The Rev. Jesse Jackson said racial injustice and indifference to black suffering was at the root of the federal government's disaster response.
Black members of Congress also denounced the slow federal response to the storm.
Rep. Elijah E. Cummings, D-Md said "We cannot allow it to be said by history that the difference between those who lived and those who died in the great storm and flood of 2005 was nothing more than poverty, age or skin colour. "It would be unconscionable to stand by and do nothing," he said.
Rep. Diane Watson, a black Democrat from California said "Shame, shame on America. We were put to the test and we have failed."
Black rapper Kanye West accused President Bush of racism. "George Bush doesn't care about black people."
Larry E. Davis, director of the University of Pittsburgh's Centre on Race and Social Problems said the images of the disaster are an embarrassment to this nation.

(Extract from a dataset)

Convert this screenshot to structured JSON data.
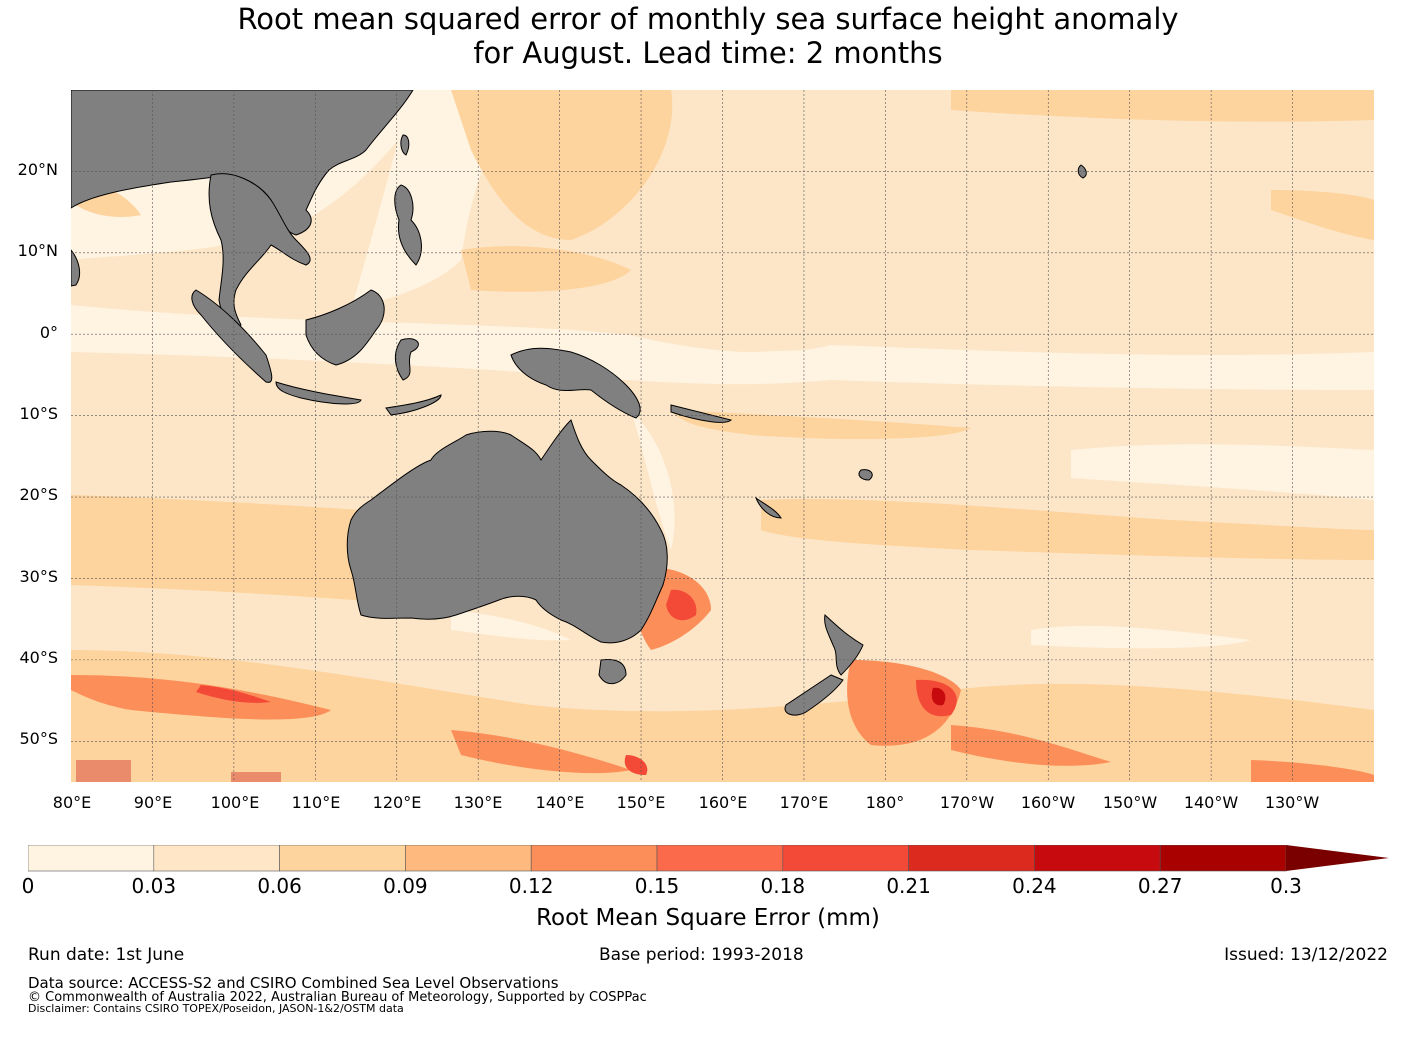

"It suggests that the residuals of a racist legacy are still very much intact," he said. "It's as though you are looking at a picture of an African country."
There has been an outpouring of donations in the U.S. to help the victims of hurricane Katrina. David Billings of The People's Institute, a New Orleans based organization that has been focused on racism for the past 25 years said it would have been much greater if the images from Hurricane Katrina did not show black faces.
"I do think the nation would be responding differently if they were white elderly and white babies actually dying on the street and being covered with newspapers and shrouds and being left there," Billings said.
Condoleeza Rice defended President Bush against charges that the government's response to the hurricane crisis showed racial insensitivity.
"How can that be the case? Americans don't want to see Americans suffer," Rice said. "Nobody, especially the president, would have left people unattended on the basis of race."